"Don’t mention the war you know what you’re like". I was warned, the war is verbatim it’s not cricket, well it wasn’t me or even Basil Fawlty, it was my taxi driver.
“Frankfurt is the same size as London and the financial centre of mainland Europe” he explained in that punctilious emphatic way that German’s sound when they speak English. “It was destroyed by the British in the second world war, but has been rebuilt with striking modern buildings and faithful reconstructions in the old town of Altstadt ” Being a Brit at this point I began to feel personally responsible for all the bombing and carnage and decided to change the subject.
Frankfurt is known as the world’s smallest metropolis, however it is much more friendly to cyclists rather than a Batmobile, an exhibit you’re unlikely to find in any of the sixty museums located in the city, something they are particularly proud of, indeed in the month of April the city holds the “Long Night of the Museums” when all the museums are open all night with music and dance performances and special exhibits.

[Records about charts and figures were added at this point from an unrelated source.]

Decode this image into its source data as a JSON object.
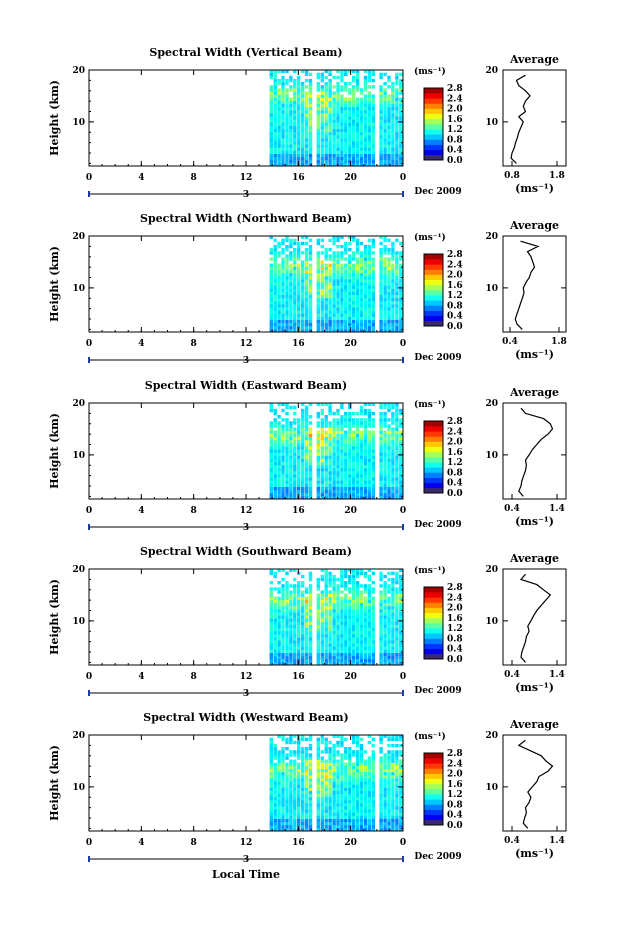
{
  "figure": {
    "xlabel": "Local Time",
    "date_label": "Dec 2009",
    "day_label": "3",
    "colorbar_unit": "(ms⁻¹)",
    "colorbar_ticks": [
      "0.0",
      "0.4",
      "0.8",
      "1.2",
      "1.6",
      "2.0",
      "2.4",
      "2.8"
    ]
  },
  "chart_data": [
    {
      "type": "heatmap",
      "title": "Spectral Width (Vertical Beam)",
      "ylabel": "Height (km)",
      "xticks": [
        "0",
        "4",
        "8",
        "12",
        "16",
        "20",
        "0"
      ],
      "yticks": [
        "10",
        "20"
      ],
      "xlim": [
        0,
        24
      ],
      "ylim": [
        1.5,
        20
      ],
      "data_coverage": [
        [
          13.8,
          17.1
        ],
        [
          17.4,
          21.8
        ],
        [
          22.2,
          24
        ]
      ],
      "color_scale": {
        "min": 0.0,
        "max": 2.8,
        "unit": "ms^-1"
      },
      "average": {
        "title": "Average",
        "xlabel": "(ms⁻¹)",
        "xticks": [
          "0.8",
          "1.8"
        ],
        "xlim": [
          0.6,
          2.0
        ],
        "heights": [
          2,
          3,
          4,
          5,
          6,
          7,
          8,
          9,
          10,
          11,
          12,
          13,
          14,
          15,
          16,
          17,
          18,
          19
        ],
        "values": [
          0.9,
          0.78,
          0.8,
          0.85,
          0.88,
          0.92,
          0.95,
          1.0,
          1.05,
          0.95,
          1.1,
          1.05,
          1.1,
          1.2,
          1.1,
          0.95,
          0.9,
          1.1
        ]
      }
    },
    {
      "type": "heatmap",
      "title": "Spectral Width (Northward Beam)",
      "ylabel": "Height (km)",
      "xticks": [
        "0",
        "4",
        "8",
        "12",
        "16",
        "20",
        "0"
      ],
      "yticks": [
        "10",
        "20"
      ],
      "xlim": [
        0,
        24
      ],
      "ylim": [
        1.5,
        20
      ],
      "data_coverage": [
        [
          13.8,
          17.1
        ],
        [
          17.4,
          21.8
        ],
        [
          22.2,
          24
        ]
      ],
      "color_scale": {
        "min": 0.0,
        "max": 2.8,
        "unit": "ms^-1"
      },
      "average": {
        "title": "Average",
        "xlabel": "(ms⁻¹)",
        "xticks": [
          "0.4",
          "1.8"
        ],
        "xlim": [
          0.2,
          2.0
        ],
        "heights": [
          2,
          3,
          4,
          5,
          6,
          7,
          8,
          9,
          10,
          11,
          12,
          13,
          14,
          15,
          16,
          17,
          18,
          19
        ],
        "values": [
          0.75,
          0.6,
          0.55,
          0.6,
          0.65,
          0.7,
          0.75,
          0.8,
          0.78,
          0.85,
          0.95,
          1.0,
          1.1,
          1.05,
          1.0,
          0.9,
          1.2,
          0.7
        ]
      }
    },
    {
      "type": "heatmap",
      "title": "Spectral Width (Eastward Beam)",
      "ylabel": "Height (km)",
      "xticks": [
        "0",
        "4",
        "8",
        "12",
        "16",
        "20",
        "0"
      ],
      "yticks": [
        "10",
        "20"
      ],
      "xlim": [
        0,
        24
      ],
      "ylim": [
        1.5,
        20
      ],
      "data_coverage": [
        [
          13.8,
          17.1
        ],
        [
          17.4,
          21.8
        ],
        [
          22.2,
          24
        ]
      ],
      "color_scale": {
        "min": 0.0,
        "max": 2.8,
        "unit": "ms^-1"
      },
      "average": {
        "title": "Average",
        "xlabel": "(ms⁻¹)",
        "xticks": [
          "0.4",
          "1.4"
        ],
        "xlim": [
          0.2,
          1.6
        ],
        "heights": [
          2,
          3,
          4,
          5,
          6,
          7,
          8,
          9,
          10,
          11,
          12,
          13,
          14,
          15,
          16,
          17,
          18,
          19
        ],
        "values": [
          0.65,
          0.55,
          0.6,
          0.62,
          0.66,
          0.7,
          0.72,
          0.7,
          0.78,
          0.85,
          0.95,
          1.05,
          1.2,
          1.3,
          1.25,
          1.1,
          0.7,
          0.6
        ]
      }
    },
    {
      "type": "heatmap",
      "title": "Spectral Width (Southward Beam)",
      "ylabel": "Height (km)",
      "xticks": [
        "0",
        "4",
        "8",
        "12",
        "16",
        "20",
        "0"
      ],
      "yticks": [
        "10",
        "20"
      ],
      "xlim": [
        0,
        24
      ],
      "ylim": [
        1.5,
        20
      ],
      "data_coverage": [
        [
          13.8,
          17.1
        ],
        [
          17.4,
          21.8
        ],
        [
          22.2,
          24
        ]
      ],
      "color_scale": {
        "min": 0.0,
        "max": 2.8,
        "unit": "ms^-1"
      },
      "average": {
        "title": "Average",
        "xlabel": "(ms⁻¹)",
        "xticks": [
          "0.4",
          "1.4"
        ],
        "xlim": [
          0.2,
          1.6
        ],
        "heights": [
          2,
          3,
          4,
          5,
          6,
          7,
          8,
          9,
          10,
          11,
          12,
          13,
          14,
          15,
          16,
          17,
          18,
          19
        ],
        "values": [
          0.7,
          0.6,
          0.62,
          0.66,
          0.7,
          0.72,
          0.78,
          0.75,
          0.82,
          0.88,
          0.95,
          1.05,
          1.15,
          1.25,
          1.1,
          0.95,
          0.6,
          0.7
        ]
      }
    },
    {
      "type": "heatmap",
      "title": "Spectral Width (Westward Beam)",
      "ylabel": "Height (km)",
      "xticks": [
        "0",
        "4",
        "8",
        "12",
        "16",
        "20",
        "0"
      ],
      "yticks": [
        "10",
        "20"
      ],
      "xlim": [
        0,
        24
      ],
      "ylim": [
        1.5,
        20
      ],
      "data_coverage": [
        [
          13.8,
          17.1
        ],
        [
          17.4,
          21.8
        ],
        [
          22.2,
          24
        ]
      ],
      "color_scale": {
        "min": 0.0,
        "max": 2.8,
        "unit": "ms^-1"
      },
      "average": {
        "title": "Average",
        "xlabel": "(ms⁻¹)",
        "xticks": [
          "0.4",
          "1.4"
        ],
        "xlim": [
          0.2,
          1.6
        ],
        "heights": [
          2,
          3,
          4,
          5,
          6,
          7,
          8,
          9,
          10,
          11,
          12,
          13,
          14,
          15,
          16,
          17,
          18,
          19
        ],
        "values": [
          0.75,
          0.65,
          0.68,
          0.72,
          0.7,
          0.78,
          0.82,
          0.75,
          0.85,
          0.95,
          1.0,
          1.2,
          1.3,
          1.15,
          1.05,
          0.8,
          0.55,
          0.7
        ]
      }
    }
  ]
}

Frankfurt knows how to put on a fair, it has two, each October sees the book fair take place and it has a car show in September only in odd-numbered years. These events attract millions of visitors, so unless your wish to visit these fairs it would be a good idea to visit at a different time.
The city is home to much medieval architecture including the Cathedral that dates back to 852.The city square in Frankfurt is where the Holy Roman Emperors were crowned, and it’s surrounded by palatial buildings all dating back many centuries. Most were destroyed during World War II, but they have all been rebuilt and restored as my taxi driver testified.
In the city square in Frankfurt you will find a balcony where the emperors appeared to the people, today it’s where victorious football teams are hailed, that would be the local Eintracht Frankfurt team, not as well-known or as successful as FC Bayern Munich.
After a visit to the Roman ruins at the Archaeological Gardens why not dine on the Fressgass or “munching alley” as it’s known locally, there are lots of cafes restaurants and delis to choose from, why not treat yourself and dine at the legendary establishment that is Adolph Wagner, the apple wine and sauce made from seven different herbs are to die for.
Access to the sites, for example, the Opera House and City Tower are just as easy to get to on foot or by bike, additionally, the city has a great public transport system so a visit to the Zoo or Botanical Gardens is made easy.
In the old town of Altstadt is an exact copy of the former mediaeval buildings at Romemberg Plaza, nearby is the Kleinmarkhalle an indoor market frequented by locals, it sells a vast array of fresh produce, including the seven herbs used to make the regional sauce.
A great way to see any city is from the river the "Primus Linie" takes you past the embankments of the river Main and the newly built European Central bank to the historic Gerbermühle where the ship turns for its journey back to the Eiserner Steg where you can take and relax while your Velo-Taxi takes you to the Museum Embankment.